Green line

Λευκωσία is the last divided capital in Europe. When you’re walking through the city, you’ll find barriers made from oil barrels, roadblocks, barb wire and (bored) guards along a no-man’s-land leading from the east to the west of the city. This area is protected by UN forces and even as you’re not allowed to do photographs you can get close to the border pretty easy. It is bizarre to see the empty and deteriorating buildings in the heart of the city.

The inhabitants seem to be used to that situation and they just place the tables of their bars directly next to the wall; luckily, it’s been a border without fights in the recent past. There is only one place where you can officially cross the border and that is the Ledras street. When you’ve shown your passport twice you walk to the Turkish occupied north of the city, and you’ll immediately see that you’ve moved into a totally different country. It feels like teleporting from Greece to Turkey.

How did this all happen? Cyprus was occupied by the Osman empire since 1571, but during the first World War the British took over power. In 1925 the country officially became a British colony, but the Cypriots wanted independence. After a bloody independence war, a treaty between Greece, Turkey and Great Britain gave Cyprus the status of an independent state in 1960. But it was a fragile independence that has already then to be secured by UN forces.

In 1974 president Makarios was removed in a Coup d’état. Nationalist forces requested to make Cyprus part of Greece; a process not only limited to the island but known as the Enosis.
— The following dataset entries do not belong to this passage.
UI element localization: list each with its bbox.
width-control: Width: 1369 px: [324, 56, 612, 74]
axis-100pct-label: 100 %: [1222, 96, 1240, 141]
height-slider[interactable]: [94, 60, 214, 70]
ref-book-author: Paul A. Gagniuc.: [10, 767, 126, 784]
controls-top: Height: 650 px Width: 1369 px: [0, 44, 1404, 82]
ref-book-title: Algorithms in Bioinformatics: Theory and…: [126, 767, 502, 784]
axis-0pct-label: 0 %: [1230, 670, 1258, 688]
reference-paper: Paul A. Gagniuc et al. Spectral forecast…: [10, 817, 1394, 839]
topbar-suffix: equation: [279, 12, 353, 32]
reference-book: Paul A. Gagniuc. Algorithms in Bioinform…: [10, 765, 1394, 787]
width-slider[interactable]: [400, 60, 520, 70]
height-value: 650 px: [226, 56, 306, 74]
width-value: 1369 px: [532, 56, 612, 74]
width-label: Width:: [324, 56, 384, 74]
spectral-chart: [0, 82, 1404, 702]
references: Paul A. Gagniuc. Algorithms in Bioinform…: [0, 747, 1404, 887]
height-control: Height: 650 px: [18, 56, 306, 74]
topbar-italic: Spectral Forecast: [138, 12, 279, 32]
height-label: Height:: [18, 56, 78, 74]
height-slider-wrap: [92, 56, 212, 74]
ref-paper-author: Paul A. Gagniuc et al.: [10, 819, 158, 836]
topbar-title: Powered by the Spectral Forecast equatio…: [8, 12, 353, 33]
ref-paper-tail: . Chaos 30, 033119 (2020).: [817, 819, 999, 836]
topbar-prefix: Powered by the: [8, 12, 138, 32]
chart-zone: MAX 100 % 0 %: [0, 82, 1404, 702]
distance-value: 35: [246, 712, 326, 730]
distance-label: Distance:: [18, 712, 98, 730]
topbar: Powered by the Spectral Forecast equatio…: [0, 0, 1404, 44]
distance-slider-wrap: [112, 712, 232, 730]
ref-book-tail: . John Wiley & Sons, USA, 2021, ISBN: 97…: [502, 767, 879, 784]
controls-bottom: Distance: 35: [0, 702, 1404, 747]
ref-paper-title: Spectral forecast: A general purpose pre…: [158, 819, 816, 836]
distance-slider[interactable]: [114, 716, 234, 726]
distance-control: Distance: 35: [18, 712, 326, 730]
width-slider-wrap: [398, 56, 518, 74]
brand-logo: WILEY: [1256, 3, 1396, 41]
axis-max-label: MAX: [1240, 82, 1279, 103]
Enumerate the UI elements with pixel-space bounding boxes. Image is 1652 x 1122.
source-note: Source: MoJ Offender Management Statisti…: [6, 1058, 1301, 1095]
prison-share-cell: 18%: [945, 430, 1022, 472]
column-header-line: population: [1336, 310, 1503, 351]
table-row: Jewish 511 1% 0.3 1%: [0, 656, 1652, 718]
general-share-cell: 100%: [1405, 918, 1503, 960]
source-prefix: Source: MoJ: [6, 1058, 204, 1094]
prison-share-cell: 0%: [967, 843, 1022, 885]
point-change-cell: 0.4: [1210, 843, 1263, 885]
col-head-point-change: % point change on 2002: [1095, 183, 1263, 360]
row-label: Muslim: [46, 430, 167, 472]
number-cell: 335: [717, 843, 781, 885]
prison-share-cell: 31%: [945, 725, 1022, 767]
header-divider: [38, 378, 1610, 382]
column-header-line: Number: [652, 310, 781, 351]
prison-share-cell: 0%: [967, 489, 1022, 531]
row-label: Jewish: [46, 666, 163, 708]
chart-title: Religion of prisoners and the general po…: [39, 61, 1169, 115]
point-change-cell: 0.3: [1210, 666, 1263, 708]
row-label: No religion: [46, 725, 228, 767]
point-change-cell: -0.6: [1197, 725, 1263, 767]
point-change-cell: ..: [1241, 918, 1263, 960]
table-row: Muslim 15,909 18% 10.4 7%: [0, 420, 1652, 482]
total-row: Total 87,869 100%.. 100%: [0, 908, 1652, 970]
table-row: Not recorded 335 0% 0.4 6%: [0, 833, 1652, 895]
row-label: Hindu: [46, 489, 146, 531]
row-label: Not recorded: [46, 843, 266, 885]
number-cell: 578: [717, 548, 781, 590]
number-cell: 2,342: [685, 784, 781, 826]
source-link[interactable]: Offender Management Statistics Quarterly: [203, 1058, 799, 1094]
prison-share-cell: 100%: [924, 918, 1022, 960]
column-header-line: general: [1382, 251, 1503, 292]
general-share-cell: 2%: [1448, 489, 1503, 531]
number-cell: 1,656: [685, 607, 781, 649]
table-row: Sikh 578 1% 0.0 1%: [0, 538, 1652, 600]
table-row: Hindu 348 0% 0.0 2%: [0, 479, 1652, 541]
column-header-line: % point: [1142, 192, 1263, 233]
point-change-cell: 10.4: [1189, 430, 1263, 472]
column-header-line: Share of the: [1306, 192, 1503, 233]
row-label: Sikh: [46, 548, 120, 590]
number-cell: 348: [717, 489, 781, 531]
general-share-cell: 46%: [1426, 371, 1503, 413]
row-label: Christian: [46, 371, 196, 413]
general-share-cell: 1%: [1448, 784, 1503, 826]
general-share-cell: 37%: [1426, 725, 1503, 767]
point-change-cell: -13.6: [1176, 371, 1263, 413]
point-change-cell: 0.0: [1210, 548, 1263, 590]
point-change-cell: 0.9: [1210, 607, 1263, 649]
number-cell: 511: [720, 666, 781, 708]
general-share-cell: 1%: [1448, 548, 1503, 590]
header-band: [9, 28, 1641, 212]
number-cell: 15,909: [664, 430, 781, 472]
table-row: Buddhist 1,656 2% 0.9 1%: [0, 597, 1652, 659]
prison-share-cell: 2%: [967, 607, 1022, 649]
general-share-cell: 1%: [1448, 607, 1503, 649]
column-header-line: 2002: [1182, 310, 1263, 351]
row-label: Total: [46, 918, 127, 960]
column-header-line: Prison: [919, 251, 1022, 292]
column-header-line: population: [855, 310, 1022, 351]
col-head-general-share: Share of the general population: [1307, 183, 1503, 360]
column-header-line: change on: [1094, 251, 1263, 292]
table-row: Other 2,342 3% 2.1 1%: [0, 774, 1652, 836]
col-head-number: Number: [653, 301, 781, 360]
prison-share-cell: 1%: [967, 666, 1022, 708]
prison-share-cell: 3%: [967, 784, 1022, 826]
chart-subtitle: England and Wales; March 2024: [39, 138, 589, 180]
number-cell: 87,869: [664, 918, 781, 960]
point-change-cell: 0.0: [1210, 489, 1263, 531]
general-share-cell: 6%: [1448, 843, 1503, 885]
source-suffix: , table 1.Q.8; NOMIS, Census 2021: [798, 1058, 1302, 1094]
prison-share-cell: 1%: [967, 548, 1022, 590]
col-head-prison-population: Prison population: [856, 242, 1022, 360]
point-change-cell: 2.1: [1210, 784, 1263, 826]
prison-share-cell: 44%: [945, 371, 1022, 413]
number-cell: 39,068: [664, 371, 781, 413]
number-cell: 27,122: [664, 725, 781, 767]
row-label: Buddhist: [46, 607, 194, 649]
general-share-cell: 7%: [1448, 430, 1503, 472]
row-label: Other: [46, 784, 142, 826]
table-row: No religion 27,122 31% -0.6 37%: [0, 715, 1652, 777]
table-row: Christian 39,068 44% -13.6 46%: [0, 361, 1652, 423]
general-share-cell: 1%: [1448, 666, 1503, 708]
The reaction of Turkey was to occupy the rich and touristy north of the island to prevent Greece to incorporate it. The UN stated that this act was against international law and requested Turkey to withdraw their forces, but Turkey declined. Since then, the island is divided, and an UN-protected buffer zone crosses the complete island.

In the north there is now the Turkish Republic of Northern Cyprus (TRNC) that is only acknowledged by Turkey – by no other country in the world. When Cyprus became part of the European Union, the complete island became part of it. But for sure the north isn’t fully part of EU until a potential future re-unification of the island. And it is really time for that. Do it like Berlin, Λευκωσία!